La plateforme de vidéos en ligne Netflix n’est pas parfaite, loin s’en faut. On se rappelle la polémique cet été autour du film polonais 365 jours qui glorifie les violences sexuelles et une relation d’emprise psychologique. Néanmoins, Netflix se permet aussi d’innover sur les sujets féministes avec des séries, des films et des documentaires dont deux d’entre eux, sortis récemment, méritent que l’on s’y attarde : L’affaire Watts : chronique d’une tuerie familiale et Marisela Escobedo : une tragédie en trois actes. Très différents, tous deux éclairent toutefois une même réalité : le féminicide est un crime de « propriétaire », les femmes sont assassinées par l’homme le plus proche d’elles, souvent après avoir évoqué la séparation.
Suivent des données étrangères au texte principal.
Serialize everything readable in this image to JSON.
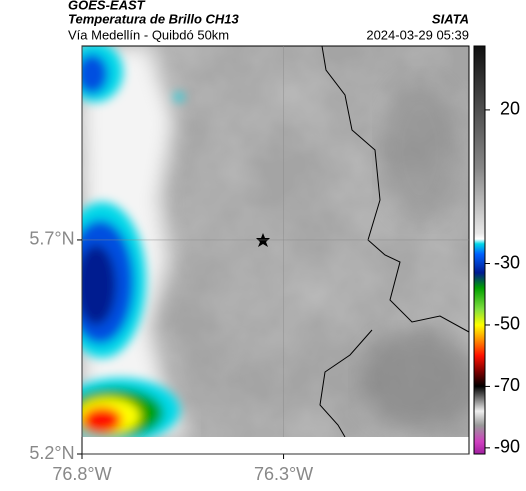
{
  "header": {
    "title": "GOES-EAST",
    "product": "Temperatura de Brillo CH13",
    "route": "Vía Medellín - Quibdó 50km",
    "source": "SIATA",
    "timestamp": "2024-03-29 05:39"
  },
  "map": {
    "xlim": [
      -76.8,
      -75.84
    ],
    "ylim": [
      5.2,
      6.153
    ],
    "xticks": [
      {
        "value": -76.8,
        "label": "76.8°W"
      },
      {
        "value": -76.3,
        "label": "76.3°W"
      }
    ],
    "yticks": [
      {
        "value": 5.2,
        "label": "5.2°N"
      },
      {
        "value": 5.7,
        "label": "5.7°N"
      }
    ]
  },
  "colorbar": {
    "lim": [
      40.8,
      -92
    ],
    "ticks": [
      20,
      -30,
      -50,
      -70,
      -90
    ]
  }
}
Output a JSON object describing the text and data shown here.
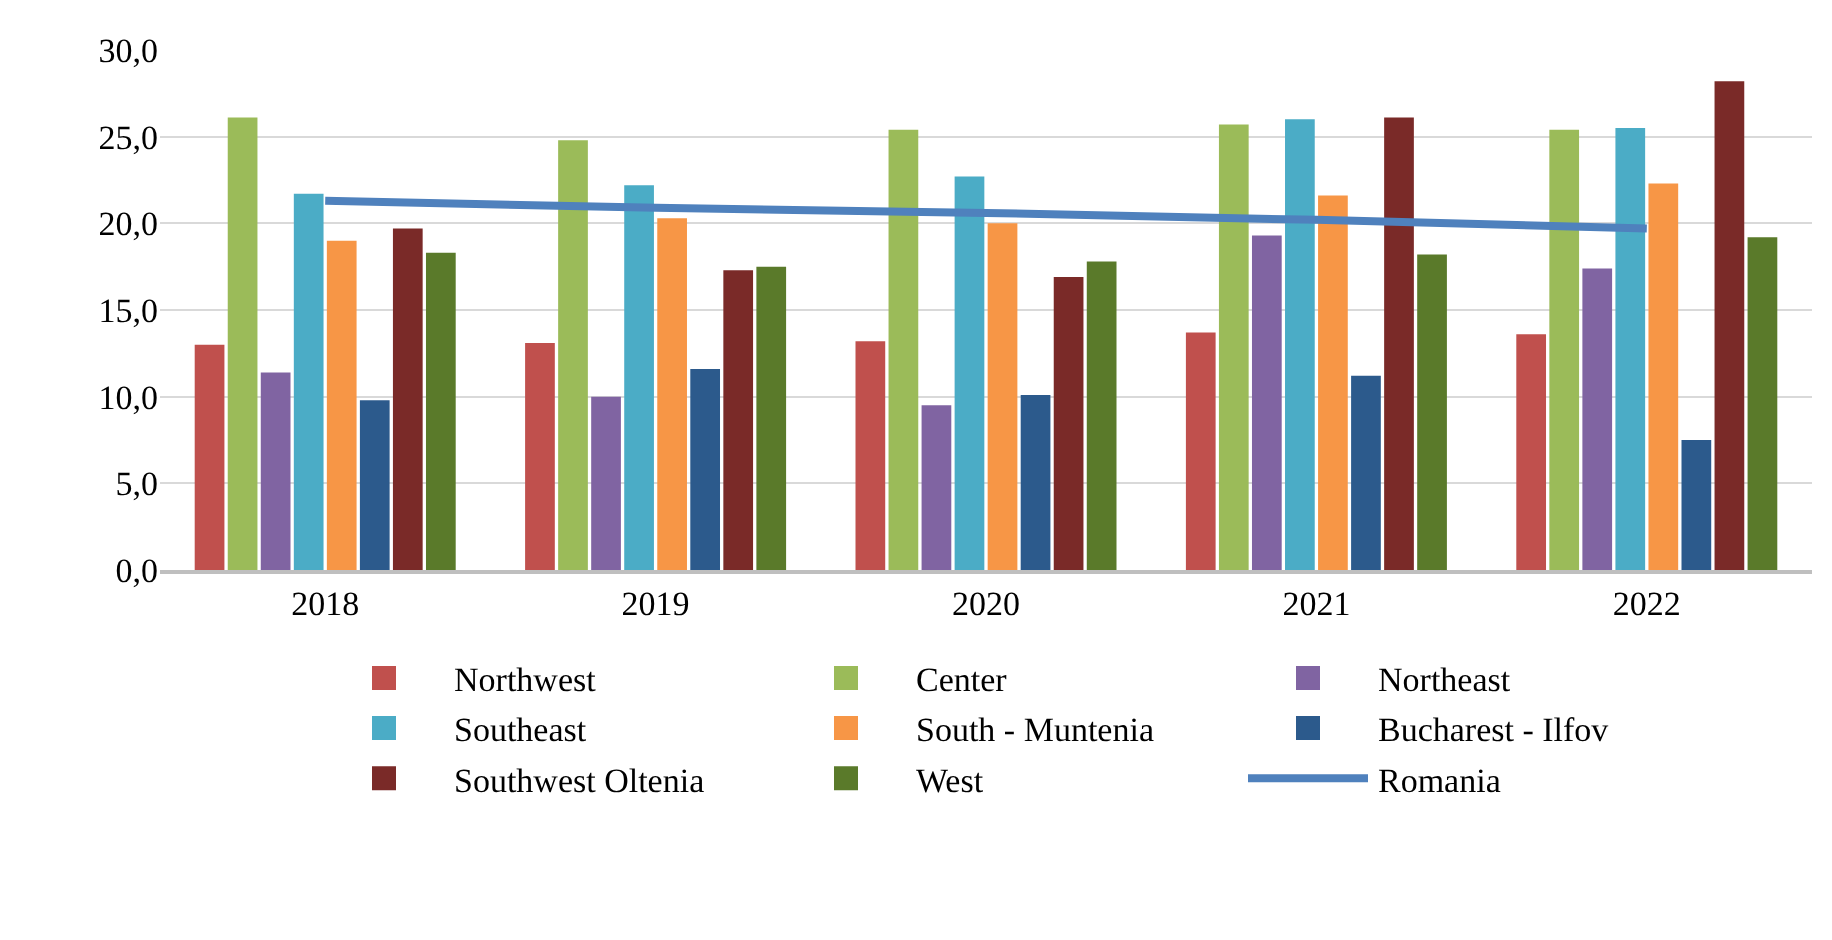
{
  "chart_data": {
    "type": "bar",
    "categories": [
      "2018",
      "2019",
      "2020",
      "2021",
      "2022"
    ],
    "series": [
      {
        "name": "Northwest",
        "color": "#c0504d",
        "values": [
          13.0,
          13.1,
          13.2,
          13.7,
          13.6
        ]
      },
      {
        "name": "Center",
        "color": "#9bbb59",
        "values": [
          26.1,
          24.8,
          25.4,
          25.7,
          25.4
        ]
      },
      {
        "name": "Northeast",
        "color": "#8064a2",
        "values": [
          11.4,
          10.0,
          9.5,
          19.3,
          17.4
        ]
      },
      {
        "name": "Southeast",
        "color": "#4bacc6",
        "values": [
          21.7,
          22.2,
          22.7,
          26.0,
          25.5
        ]
      },
      {
        "name": "South - Muntenia",
        "color": "#f79646",
        "values": [
          19.0,
          20.3,
          20.0,
          21.6,
          22.3
        ]
      },
      {
        "name": "Bucharest - Ilfov",
        "color": "#2c5a8c",
        "values": [
          9.8,
          11.6,
          10.1,
          11.2,
          7.5
        ]
      },
      {
        "name": "Southwest Oltenia",
        "color": "#7a2a28",
        "values": [
          19.7,
          17.3,
          16.9,
          26.1,
          28.2
        ]
      },
      {
        "name": "West",
        "color": "#5a7a2a",
        "values": [
          18.3,
          17.5,
          17.8,
          18.2,
          19.2
        ]
      },
      {
        "name": "Romania",
        "type": "line",
        "color": "#4f81bd",
        "values": [
          21.3,
          20.9,
          20.6,
          20.2,
          19.7
        ]
      }
    ],
    "ylim": [
      0,
      30
    ],
    "yticks": [
      {
        "value": 0,
        "label": "0,0"
      },
      {
        "value": 5,
        "label": "5,0"
      },
      {
        "value": 10,
        "label": "10,0"
      },
      {
        "value": 15,
        "label": "15,0"
      },
      {
        "value": 20,
        "label": "20,0"
      },
      {
        "value": 25,
        "label": "25,0"
      },
      {
        "value": 30,
        "label": "30,0"
      }
    ],
    "grid": "y",
    "legend": "bottom",
    "marker": "none",
    "line_style": "solid"
  }
}
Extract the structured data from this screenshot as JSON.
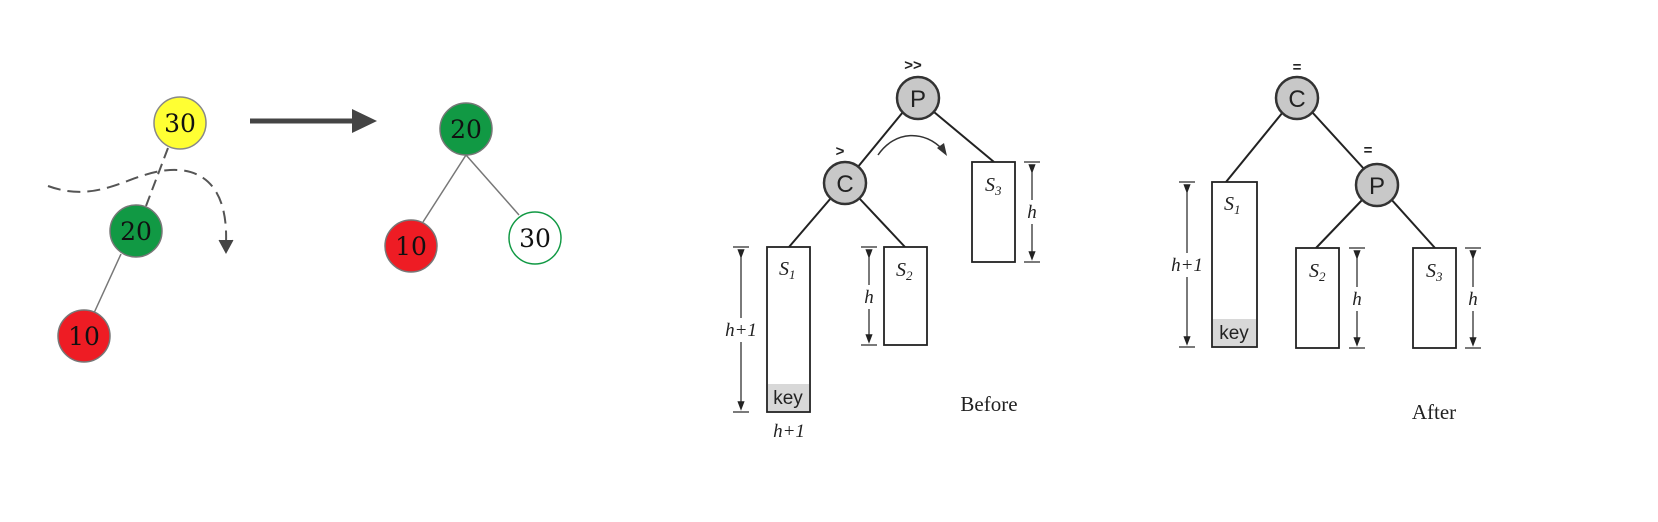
{
  "ll_example": {
    "before": {
      "root": "30",
      "middle": "20",
      "leaf": "10"
    },
    "after": {
      "root": "20",
      "left": "10",
      "right": "30"
    }
  },
  "lr_rotation": {
    "before": {
      "parent": "P",
      "child": "C",
      "parent_badge": ">>",
      "child_badge": ">",
      "s1": "S",
      "s1_sub": "1",
      "s2": "S",
      "s2_sub": "2",
      "s3": "S",
      "s3_sub": "3",
      "key": "key",
      "s1_height": "h+1",
      "s1_bottom": "h+1",
      "s2_height": "h",
      "s3_height": "h",
      "caption": "Before"
    },
    "after": {
      "root": "C",
      "child": "P",
      "root_badge": "=",
      "child_badge": "=",
      "s1": "S",
      "s1_sub": "1",
      "s2": "S",
      "s2_sub": "2",
      "s3": "S",
      "s3_sub": "3",
      "key": "key",
      "s1_height": "h+1",
      "s2_height": "h",
      "s3_height": "h",
      "caption": "After"
    }
  },
  "colors": {
    "yellow": "#ffff33",
    "green": "#119944",
    "red": "#ee1c24",
    "white": "#ffffff",
    "gray_node": "#c8c8c8",
    "key_fill": "#d8d8d8",
    "arrow": "#444444"
  }
}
Le père de famille n’était pas « parfait »
Dans L’affaire Watts : chronique d’une tuerie familiale, la réalisatrice américaine Jenny Popplewell nous plonge dans l’intimité de Shanann Watts à l’aide de flash-back provenant de films de famille et retranscriptions de sms. Autant de matériel personnel qui n’en fait pas un documentaire classique et qui s’attache à la rapprocher de nous. À lui rendre son statut d’être humain.

Le 13 août 2018, enceinte de 15 semaines, Shanann Watts disparaît de sa maison d’une petite ville des États-Unis avec ses deux filles, Céleste et Bella, âgées de 3 et 5 ans. Le documentaire suit l’enquête et prend la forme d’une reconstitution très précise, retracée par les images de la police et des caméras de surveillance. L’enquête finira par prouver que Christopher Watts, le mari et le père des enfants, les a tuées. Il écopera de trois peines de prison à vie.
Immersion à Ciudad Juarez
Le documentaire du cinéaste mexicain Carlos Pérez Osorio, Marisela Escobedo : une tragédie en trois actes, dénonce le féminicide de Rubi Escobedo, tuée par son compagnon de l’époque, Sergio Rafael Barraza, dans la ville de Ciudad Juarez, au Mexique. Dans cette seule ville de l’État de Chihuahua, à la frontière avec les États-Unis, on dénombre un millier de féminicides et des centaines de disparues dont les photos couvrent les murs des rues. Ciudad Juarez est considérée comme la « capitale mondiale du féminicide », et l’impunité de ces meurtres est pointée du doigt, ce que réaffirme le documentaire. Car face à la lenteur de la Justice, Marisela Escobedo, la maman de Rubi, enquête seule… et retrouve l’auteur du meurtre de sa fille. Sergio Rafael Barraza est pourtant acquitté à l’issue de son procès, malgré ses aveux.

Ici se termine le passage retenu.